How can you manage the sometimes conflicting interests of the publishing and the membership services teams when it comes to sharing delivery of the message?
By Amanda Patton
EVERY DAY, ASSOCIATION PUBLISHING TEAMS STRUGGLE to find the right balance in serving two masters—the membership and the association itself. For example, how do you handle:
- Inter-departmental competition for prime real estate on the website?
- Unsolicited articles from vendors?
- Member-generated content that may compete with pay-to-play association programs?
- Editorial demands from a small—but active and vocal—subset of membership?
- The sometimes conflicting needs/interests of a diverse membership?
"If you work for an association, you are in the membership business. These are your core constituents,” said Gretchen Schroeder, marketing & membership director, National Club Association. Schroeder and Sallie Strang, director, communications, for the National Association of Children's Hospitals and Related Institutions, Inc., co-led Association Media & Publishing's March 26 Washington, DC Lunch & Learn titled, A Tale of Two Roles: Publisher vs. Membership Communicator, sponsored by Worldcolor.
True—it is all about our members. At the same time, it's also all about the association—and how the association voices its message and gets the word out about conferences, advocacy efforts, education offerings, membership benefits, and more.
So how do association publishing teams and member services staff find common ground?
While no one-size-fits-all solutions emerged, the Lunch & Learn discussion produced some insights, including:
1. Size doesn't matter. Associations vary in size and structure—regardless, they all struggle with balancing these dual roles.

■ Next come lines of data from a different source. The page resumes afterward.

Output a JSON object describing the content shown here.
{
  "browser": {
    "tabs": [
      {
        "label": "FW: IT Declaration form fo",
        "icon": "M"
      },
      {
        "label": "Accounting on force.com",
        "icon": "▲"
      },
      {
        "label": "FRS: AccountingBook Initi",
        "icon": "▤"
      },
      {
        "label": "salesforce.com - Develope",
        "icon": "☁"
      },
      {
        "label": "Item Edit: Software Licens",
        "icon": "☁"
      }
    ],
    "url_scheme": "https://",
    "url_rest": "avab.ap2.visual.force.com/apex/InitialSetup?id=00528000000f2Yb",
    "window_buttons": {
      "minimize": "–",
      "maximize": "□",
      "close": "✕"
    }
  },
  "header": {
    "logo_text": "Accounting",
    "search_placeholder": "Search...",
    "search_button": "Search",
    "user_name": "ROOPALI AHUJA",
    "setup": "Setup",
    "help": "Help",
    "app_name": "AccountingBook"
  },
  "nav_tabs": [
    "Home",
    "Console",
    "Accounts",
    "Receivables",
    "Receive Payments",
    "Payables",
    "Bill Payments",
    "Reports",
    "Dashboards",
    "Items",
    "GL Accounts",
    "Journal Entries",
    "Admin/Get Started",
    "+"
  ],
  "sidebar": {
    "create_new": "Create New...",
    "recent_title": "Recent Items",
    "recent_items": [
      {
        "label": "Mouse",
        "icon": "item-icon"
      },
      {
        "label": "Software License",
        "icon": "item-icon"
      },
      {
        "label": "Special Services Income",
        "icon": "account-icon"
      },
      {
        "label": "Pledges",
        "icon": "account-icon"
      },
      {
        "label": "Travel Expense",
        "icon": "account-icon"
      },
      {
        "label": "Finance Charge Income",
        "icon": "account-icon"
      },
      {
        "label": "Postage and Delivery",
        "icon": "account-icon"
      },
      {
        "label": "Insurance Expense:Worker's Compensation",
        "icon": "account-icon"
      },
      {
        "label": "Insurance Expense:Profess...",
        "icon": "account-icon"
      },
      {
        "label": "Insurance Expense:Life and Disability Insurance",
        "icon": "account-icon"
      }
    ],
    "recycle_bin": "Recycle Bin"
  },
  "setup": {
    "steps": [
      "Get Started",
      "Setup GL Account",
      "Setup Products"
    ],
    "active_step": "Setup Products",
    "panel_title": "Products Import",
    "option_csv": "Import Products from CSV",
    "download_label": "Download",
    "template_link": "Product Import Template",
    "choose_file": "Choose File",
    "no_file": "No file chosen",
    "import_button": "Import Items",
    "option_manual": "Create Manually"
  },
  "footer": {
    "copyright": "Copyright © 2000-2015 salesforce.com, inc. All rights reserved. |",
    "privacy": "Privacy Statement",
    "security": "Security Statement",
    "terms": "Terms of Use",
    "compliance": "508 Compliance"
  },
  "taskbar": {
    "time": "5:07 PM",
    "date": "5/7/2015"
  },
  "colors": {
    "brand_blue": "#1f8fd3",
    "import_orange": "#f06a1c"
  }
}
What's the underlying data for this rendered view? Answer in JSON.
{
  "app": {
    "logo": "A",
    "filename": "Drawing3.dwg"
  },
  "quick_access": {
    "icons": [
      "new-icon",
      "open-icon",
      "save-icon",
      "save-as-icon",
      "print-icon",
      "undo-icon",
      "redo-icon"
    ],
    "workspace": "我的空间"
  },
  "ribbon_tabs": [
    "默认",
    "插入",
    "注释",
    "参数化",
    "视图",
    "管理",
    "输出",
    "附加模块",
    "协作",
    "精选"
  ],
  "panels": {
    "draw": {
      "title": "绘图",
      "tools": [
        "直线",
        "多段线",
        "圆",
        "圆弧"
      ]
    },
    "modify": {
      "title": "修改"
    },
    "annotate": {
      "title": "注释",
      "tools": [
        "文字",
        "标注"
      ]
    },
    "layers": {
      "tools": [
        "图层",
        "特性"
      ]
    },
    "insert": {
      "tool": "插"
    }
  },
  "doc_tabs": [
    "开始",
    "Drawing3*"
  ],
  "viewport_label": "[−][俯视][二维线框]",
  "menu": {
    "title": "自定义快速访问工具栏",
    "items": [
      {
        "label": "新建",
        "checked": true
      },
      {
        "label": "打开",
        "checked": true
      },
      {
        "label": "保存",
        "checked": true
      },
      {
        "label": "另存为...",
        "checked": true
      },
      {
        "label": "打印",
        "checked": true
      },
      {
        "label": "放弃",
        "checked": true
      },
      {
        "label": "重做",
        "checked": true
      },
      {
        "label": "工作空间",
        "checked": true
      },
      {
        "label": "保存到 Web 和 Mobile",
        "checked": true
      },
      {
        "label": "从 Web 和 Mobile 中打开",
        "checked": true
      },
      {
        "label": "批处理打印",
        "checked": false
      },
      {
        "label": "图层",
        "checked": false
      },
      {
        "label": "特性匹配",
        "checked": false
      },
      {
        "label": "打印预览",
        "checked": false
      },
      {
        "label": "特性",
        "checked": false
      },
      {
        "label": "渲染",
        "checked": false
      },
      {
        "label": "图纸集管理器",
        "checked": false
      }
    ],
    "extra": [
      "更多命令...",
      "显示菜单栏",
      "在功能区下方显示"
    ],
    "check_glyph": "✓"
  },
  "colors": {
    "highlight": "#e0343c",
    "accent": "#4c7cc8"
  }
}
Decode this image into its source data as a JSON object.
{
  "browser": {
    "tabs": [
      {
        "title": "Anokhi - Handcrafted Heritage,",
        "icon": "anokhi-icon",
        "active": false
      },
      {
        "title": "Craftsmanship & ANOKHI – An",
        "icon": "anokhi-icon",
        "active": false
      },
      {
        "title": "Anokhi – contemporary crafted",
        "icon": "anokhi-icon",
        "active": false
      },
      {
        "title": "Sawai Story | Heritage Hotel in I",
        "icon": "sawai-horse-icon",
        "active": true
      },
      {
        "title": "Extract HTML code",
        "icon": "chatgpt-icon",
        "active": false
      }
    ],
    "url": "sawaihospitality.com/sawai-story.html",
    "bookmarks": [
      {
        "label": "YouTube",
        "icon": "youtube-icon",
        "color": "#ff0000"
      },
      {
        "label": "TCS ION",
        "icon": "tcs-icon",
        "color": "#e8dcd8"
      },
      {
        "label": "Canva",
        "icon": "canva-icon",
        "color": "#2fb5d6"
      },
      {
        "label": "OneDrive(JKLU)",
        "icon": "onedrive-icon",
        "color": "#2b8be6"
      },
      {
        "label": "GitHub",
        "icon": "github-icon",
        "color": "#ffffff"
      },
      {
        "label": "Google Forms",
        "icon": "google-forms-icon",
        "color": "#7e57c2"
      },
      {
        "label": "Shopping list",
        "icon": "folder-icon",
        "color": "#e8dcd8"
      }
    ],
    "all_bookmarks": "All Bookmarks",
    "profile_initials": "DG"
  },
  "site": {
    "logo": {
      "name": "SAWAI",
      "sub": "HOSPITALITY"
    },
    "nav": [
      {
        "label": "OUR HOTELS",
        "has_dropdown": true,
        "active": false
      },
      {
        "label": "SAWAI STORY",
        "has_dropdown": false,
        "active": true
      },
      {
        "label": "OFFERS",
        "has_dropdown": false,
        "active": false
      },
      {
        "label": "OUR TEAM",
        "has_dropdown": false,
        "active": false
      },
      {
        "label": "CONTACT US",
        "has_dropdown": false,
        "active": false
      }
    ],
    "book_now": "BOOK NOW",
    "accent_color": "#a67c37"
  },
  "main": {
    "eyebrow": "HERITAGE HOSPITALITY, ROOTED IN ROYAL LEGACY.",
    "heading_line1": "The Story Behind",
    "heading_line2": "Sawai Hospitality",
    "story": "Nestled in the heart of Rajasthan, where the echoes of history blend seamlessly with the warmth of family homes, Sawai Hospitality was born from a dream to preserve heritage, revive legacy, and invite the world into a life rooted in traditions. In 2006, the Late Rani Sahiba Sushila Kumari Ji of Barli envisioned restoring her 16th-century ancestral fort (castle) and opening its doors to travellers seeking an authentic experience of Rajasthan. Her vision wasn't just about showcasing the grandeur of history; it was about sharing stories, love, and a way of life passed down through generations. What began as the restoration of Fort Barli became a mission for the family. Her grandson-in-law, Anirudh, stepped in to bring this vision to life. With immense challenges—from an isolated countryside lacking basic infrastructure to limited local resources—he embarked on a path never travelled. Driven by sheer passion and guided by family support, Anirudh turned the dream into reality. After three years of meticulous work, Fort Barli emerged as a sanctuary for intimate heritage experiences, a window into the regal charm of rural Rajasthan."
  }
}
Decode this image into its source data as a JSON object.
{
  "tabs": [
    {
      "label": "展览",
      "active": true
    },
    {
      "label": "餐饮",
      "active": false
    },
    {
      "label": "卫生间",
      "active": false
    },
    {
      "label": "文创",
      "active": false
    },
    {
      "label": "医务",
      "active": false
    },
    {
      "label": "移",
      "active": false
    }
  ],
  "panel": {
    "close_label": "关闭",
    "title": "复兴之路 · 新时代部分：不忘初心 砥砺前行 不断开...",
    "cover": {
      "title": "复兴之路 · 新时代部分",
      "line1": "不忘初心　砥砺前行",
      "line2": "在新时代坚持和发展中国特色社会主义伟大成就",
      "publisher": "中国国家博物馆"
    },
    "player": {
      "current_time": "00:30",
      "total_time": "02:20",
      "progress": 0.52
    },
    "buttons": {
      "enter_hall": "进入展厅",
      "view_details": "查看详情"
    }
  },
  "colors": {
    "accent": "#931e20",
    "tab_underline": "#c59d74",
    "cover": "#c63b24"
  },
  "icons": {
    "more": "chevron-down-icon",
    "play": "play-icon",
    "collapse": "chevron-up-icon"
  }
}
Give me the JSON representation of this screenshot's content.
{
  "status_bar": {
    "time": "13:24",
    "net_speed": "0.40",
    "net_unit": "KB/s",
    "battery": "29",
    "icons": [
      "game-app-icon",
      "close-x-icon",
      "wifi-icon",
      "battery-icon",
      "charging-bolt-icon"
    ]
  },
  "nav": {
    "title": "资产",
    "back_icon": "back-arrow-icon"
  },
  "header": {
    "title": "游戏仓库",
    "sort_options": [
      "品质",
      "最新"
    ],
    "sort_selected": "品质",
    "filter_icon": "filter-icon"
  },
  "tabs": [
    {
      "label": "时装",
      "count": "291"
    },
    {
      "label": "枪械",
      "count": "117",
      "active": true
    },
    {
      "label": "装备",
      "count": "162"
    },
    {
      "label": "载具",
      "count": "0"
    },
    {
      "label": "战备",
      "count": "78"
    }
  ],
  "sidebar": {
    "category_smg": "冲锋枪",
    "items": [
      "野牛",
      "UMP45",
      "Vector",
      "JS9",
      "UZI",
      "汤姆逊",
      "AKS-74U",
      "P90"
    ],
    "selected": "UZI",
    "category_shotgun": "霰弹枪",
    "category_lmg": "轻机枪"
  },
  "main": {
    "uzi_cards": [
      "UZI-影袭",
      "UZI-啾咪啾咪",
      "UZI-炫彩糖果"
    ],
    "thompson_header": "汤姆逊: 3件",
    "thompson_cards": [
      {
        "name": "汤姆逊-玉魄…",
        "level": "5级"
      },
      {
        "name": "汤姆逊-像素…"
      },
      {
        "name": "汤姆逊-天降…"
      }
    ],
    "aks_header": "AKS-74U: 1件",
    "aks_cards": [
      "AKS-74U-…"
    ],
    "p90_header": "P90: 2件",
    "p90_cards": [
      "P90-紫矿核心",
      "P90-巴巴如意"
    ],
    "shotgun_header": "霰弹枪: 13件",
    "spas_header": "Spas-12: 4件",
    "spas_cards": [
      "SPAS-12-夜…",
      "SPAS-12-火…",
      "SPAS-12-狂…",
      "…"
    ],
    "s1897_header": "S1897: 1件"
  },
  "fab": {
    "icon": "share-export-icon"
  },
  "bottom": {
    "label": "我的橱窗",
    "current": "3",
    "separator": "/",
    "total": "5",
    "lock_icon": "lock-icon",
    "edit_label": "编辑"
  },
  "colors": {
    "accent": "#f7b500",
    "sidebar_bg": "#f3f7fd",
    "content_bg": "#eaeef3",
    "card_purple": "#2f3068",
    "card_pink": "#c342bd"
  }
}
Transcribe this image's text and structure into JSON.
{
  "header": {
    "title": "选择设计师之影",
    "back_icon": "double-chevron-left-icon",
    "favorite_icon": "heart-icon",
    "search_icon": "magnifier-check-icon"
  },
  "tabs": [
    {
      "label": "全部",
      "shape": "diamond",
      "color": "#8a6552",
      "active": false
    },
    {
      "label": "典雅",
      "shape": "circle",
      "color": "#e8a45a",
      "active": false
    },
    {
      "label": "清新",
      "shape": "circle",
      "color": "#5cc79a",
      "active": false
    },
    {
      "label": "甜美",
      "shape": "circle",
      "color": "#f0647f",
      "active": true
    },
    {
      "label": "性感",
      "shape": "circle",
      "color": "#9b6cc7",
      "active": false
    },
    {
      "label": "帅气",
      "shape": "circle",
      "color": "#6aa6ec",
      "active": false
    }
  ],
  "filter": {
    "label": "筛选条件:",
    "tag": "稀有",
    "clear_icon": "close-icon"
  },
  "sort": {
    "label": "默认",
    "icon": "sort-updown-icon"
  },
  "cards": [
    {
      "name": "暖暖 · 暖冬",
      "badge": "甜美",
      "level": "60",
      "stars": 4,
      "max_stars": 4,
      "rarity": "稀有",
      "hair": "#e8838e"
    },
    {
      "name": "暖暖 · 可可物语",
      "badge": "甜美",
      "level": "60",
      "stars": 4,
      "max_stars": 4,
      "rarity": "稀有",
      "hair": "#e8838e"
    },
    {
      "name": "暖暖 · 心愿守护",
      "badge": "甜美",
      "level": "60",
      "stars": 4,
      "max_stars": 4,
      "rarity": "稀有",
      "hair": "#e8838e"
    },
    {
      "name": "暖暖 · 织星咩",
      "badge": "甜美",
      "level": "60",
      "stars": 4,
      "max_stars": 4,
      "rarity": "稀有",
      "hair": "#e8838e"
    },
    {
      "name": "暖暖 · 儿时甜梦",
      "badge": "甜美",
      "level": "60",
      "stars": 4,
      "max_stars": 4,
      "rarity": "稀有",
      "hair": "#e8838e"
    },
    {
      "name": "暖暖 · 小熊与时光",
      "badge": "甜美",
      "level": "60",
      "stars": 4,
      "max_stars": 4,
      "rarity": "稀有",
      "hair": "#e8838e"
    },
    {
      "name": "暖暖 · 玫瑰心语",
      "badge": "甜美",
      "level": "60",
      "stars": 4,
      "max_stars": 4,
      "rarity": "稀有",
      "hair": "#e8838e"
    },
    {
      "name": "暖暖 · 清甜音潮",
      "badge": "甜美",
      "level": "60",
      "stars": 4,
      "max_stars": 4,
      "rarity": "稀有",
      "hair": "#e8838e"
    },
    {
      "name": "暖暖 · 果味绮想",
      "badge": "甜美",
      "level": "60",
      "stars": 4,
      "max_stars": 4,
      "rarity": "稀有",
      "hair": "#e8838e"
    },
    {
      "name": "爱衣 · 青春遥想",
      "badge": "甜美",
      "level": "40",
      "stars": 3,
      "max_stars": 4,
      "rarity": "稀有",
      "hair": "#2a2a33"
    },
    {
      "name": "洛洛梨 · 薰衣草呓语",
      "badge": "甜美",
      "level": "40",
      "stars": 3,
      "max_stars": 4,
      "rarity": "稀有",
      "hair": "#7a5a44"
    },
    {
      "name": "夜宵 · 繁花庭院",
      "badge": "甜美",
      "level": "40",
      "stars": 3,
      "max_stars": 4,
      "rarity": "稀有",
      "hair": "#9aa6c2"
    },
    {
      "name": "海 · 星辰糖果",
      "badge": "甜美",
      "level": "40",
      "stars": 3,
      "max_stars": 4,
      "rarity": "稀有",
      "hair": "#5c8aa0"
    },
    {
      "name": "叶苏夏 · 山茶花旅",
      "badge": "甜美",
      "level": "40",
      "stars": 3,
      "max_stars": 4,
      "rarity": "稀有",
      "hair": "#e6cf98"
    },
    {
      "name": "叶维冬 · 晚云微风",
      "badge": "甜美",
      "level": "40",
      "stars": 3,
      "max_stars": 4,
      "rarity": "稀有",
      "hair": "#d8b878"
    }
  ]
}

2. Siloes are a slippery slope. "We get very siloed in associations,” said Schroeder. "I think it is very important for communications and membership/marketing to know what everyone in the association is doing.” One strategy: Sit in on other department's staff meetings just to listen and learn.
3. For members only? It all depends. For marketing/membership departments with a primary goal of increasing and retaining members—members-only content is a key asset. Other associations, with a secure membership base and little competition, may value the branding and marketing benefits of more open access.
The ratio of open to restricted content may change depending on the needs of the association and its membership, as well as the association's current communication and membership/marketing strategies.
4. You've got options. Websites, e-newsletters, e-mail alerts, blogs, website spot polls, listserves, social media… Associations today use a variety of media—not just their flagship magazine—to communicate with their membership and the public. Assess your communications needs and content, as well as your media tools. What is the right media for the message? Member-related content that is not a good fit for a quarterly magazine, for example, may work well in an e-newsletter or a news brief. Some options, such as partnering with an aggregate news service, can provide a member benefit and an additional revenue stream.
Church and State?
Editorial/publishing and membership/marketing may be—as one Lunch & Learn attendee put it—the "church and state” of associations. What happens when these departments are at loggerheads? Who referees? How do you make the final call? Although this scenario was not specifically addressed, Schroeder and Strang pointed out that overlap exists between these departments, and good communication is the key to finding common ground.
The take-home message from this Lunch & Learn session is that associations today have an array of media tools to engage their membership and keep both publishing and membership roles in balance. In the words of one attendee: "The magazine can be consistent with the message of the association without being the messenger.”
Amanda Patton is associate editor for Oncology Issues, the journal of the Association of Community Cancer Centers. Association Media & Publishing thanks her for volunteering to cover this Lunch & Learn for our members who were unable to attend.